Hill v Van Erp
[1997] HCA 9
At a glance
Source factsCourt
High Court of Australia
Decision date
1997-03-18
Before
Brennan CJ, Gummow JJ
Source
Original judgment source is linked above.
Judgment (118 paragraphs)
The application of such a principle must also lead to a considerable, perhaps massive, expansion of the law of economic loss. Consider, for example, the case of the accountant who is paid a fee by a client to investigate the prospects of a business knowing that the client intends to purchase the business as a gift for a relative. Does the accountant owe the relative a duty of care? Is the accountant liable for the profits that the relative would have earned if, but for the accountant's negligence in assessing its viability, the business had been purchased? Does the insurance broker who is instructed to take out a life assurance policy for a client owe a duty of care to the proposed beneficiary? Is the broker liable to the beneficiary if, as the result of the broker's undue delay, the "assured" dies before the policy is taken out?
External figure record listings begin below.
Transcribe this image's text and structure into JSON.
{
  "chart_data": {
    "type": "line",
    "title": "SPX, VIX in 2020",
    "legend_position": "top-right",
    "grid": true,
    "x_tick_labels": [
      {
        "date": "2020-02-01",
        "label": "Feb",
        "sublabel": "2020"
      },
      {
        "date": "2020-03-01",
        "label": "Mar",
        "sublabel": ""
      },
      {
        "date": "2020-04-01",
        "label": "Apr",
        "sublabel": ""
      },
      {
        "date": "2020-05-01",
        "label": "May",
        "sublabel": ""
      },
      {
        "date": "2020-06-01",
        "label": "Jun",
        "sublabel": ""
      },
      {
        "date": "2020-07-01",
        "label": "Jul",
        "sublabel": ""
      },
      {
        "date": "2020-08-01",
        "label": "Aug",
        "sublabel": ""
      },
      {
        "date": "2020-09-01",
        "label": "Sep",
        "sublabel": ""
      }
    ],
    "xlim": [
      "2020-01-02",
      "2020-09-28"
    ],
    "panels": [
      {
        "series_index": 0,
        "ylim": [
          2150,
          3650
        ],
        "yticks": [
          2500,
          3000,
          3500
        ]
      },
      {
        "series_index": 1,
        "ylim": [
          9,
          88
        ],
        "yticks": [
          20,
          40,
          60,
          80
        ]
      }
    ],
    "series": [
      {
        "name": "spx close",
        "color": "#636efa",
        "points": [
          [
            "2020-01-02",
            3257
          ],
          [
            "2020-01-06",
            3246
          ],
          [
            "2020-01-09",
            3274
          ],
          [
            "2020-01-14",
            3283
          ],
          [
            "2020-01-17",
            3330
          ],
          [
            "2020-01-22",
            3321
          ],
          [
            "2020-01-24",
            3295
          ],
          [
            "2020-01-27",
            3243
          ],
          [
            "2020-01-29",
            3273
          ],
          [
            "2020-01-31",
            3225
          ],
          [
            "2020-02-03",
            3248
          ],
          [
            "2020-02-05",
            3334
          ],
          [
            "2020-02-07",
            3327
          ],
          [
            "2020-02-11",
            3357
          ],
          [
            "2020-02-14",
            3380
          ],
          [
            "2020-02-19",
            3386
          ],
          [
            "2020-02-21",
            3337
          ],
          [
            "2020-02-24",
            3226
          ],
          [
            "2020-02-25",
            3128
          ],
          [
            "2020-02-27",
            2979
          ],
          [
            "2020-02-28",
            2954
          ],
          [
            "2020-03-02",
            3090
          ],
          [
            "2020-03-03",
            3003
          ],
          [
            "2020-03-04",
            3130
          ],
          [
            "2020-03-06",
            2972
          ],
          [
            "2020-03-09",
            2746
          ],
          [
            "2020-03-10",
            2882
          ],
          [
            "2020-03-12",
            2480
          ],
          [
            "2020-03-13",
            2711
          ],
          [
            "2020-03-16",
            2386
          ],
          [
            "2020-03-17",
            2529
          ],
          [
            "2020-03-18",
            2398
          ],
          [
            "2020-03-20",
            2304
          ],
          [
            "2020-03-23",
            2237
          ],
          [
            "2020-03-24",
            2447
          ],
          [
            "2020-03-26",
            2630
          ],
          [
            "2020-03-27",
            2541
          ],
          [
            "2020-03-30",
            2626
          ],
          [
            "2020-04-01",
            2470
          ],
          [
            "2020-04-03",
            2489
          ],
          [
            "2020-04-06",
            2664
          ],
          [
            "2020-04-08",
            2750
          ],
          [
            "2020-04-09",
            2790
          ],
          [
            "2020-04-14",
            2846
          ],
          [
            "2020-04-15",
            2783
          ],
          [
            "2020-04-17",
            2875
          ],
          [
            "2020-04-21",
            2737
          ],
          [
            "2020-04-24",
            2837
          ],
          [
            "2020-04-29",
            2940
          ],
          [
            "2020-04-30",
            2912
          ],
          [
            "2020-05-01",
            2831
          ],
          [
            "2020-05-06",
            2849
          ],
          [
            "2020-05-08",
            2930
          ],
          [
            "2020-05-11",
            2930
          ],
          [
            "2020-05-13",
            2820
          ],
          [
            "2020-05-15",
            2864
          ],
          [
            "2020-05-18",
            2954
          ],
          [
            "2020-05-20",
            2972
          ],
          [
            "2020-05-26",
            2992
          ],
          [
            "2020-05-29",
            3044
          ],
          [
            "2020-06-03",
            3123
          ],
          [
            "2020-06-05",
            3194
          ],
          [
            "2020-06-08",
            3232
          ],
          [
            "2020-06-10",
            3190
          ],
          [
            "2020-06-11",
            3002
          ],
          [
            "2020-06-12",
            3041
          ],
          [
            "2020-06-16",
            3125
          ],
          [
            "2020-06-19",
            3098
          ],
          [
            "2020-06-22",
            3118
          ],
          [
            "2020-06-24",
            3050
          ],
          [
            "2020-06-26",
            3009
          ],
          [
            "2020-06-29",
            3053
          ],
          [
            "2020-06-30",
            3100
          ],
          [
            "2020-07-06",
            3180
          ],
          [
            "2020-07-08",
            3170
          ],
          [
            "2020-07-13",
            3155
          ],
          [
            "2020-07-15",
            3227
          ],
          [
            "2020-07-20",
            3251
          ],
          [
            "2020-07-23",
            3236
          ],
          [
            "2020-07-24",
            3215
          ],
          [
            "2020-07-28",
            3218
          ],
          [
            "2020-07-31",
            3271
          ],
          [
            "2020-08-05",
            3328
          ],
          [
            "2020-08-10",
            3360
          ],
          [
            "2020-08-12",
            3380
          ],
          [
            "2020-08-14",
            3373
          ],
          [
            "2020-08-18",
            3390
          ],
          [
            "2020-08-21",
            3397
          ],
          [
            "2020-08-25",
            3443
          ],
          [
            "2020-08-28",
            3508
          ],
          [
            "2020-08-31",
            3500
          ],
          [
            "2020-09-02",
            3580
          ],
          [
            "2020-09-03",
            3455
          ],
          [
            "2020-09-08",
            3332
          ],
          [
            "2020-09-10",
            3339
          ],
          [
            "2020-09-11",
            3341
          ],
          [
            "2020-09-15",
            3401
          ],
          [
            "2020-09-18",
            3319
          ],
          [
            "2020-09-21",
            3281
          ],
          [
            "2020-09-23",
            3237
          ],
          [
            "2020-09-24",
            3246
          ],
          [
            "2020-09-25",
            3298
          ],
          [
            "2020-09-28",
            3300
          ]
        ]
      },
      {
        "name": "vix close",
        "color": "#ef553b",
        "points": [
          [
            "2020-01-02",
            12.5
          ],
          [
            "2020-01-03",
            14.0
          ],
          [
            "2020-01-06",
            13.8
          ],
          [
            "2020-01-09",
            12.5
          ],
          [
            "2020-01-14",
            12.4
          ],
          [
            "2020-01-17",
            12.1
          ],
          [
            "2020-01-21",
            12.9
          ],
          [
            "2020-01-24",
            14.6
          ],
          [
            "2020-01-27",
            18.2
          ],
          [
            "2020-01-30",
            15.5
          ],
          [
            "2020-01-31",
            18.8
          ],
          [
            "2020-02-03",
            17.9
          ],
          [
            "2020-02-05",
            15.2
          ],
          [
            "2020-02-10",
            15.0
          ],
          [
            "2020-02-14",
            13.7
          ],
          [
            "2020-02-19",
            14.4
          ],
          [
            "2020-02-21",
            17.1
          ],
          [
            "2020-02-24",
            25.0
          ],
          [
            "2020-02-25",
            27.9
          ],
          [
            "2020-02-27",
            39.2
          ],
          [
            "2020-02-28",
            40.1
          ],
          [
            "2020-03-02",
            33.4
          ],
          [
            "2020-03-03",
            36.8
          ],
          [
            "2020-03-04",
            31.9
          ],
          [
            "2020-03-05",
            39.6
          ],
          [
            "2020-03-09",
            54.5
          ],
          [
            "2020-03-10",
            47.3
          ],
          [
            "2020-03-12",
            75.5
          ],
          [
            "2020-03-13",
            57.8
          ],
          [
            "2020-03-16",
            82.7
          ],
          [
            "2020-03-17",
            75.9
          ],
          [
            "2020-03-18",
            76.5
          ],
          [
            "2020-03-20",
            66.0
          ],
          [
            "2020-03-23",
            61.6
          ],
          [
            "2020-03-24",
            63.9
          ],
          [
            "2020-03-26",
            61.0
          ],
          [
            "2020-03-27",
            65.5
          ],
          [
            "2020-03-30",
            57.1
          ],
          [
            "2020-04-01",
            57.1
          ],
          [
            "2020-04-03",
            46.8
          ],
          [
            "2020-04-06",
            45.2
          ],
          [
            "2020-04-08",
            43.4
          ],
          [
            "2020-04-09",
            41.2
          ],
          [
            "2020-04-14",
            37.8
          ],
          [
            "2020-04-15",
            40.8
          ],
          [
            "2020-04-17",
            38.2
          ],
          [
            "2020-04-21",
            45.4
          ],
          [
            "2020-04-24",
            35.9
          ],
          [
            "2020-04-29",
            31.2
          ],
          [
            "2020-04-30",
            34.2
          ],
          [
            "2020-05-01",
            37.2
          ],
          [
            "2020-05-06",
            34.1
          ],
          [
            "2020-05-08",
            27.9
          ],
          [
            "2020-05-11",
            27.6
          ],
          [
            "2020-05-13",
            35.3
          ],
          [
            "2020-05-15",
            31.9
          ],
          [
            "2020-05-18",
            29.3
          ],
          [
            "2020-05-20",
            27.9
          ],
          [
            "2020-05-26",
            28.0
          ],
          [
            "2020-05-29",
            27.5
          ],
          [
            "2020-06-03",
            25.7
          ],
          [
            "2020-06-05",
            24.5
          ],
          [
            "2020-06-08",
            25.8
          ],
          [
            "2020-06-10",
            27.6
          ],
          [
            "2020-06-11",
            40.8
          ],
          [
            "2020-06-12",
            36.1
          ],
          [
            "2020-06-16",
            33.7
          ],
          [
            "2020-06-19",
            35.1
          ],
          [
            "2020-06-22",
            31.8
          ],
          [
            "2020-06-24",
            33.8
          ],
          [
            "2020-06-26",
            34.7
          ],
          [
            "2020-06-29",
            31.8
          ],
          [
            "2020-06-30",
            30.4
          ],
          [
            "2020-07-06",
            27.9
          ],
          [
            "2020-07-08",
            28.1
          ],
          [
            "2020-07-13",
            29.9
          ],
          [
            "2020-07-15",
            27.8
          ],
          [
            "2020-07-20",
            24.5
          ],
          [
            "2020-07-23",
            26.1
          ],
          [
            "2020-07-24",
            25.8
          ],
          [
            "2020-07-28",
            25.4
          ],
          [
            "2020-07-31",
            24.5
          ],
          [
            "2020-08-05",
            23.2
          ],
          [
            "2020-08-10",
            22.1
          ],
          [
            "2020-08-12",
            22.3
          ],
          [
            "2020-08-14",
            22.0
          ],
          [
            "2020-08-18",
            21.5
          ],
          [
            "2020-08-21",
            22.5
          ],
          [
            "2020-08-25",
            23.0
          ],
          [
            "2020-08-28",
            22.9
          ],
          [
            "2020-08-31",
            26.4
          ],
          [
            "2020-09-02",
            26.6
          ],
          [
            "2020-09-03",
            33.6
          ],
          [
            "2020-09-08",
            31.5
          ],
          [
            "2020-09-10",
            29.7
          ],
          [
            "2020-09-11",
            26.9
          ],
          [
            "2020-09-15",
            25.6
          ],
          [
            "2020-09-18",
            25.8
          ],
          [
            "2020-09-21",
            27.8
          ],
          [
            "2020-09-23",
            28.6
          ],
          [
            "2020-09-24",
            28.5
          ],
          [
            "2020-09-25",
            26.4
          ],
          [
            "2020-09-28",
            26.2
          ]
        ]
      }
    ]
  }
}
Moreover, it is difficult to see why the duty should be confined to gifts as opposed to benefits. In that event, professional persons, acting in purely commercial situations, may often owe duties to third parties who stand to benefit from the retainer of a professional person by a client.
To give the beneficiary a remedy in negligence involves too great a departure from accepted doctrine and must inevitably extend the frontiers of legal liability. How far this extension will go in a world where commercial operations are becoming increasingly integrated and sophisticated is impossible to foresee. If change in the law is to be made, it should be done by the legislature which can deal with this special case, perhaps by amending the legislation relating to wills, rather than by extending the law of negligence in a way that departs from its basic doctrines.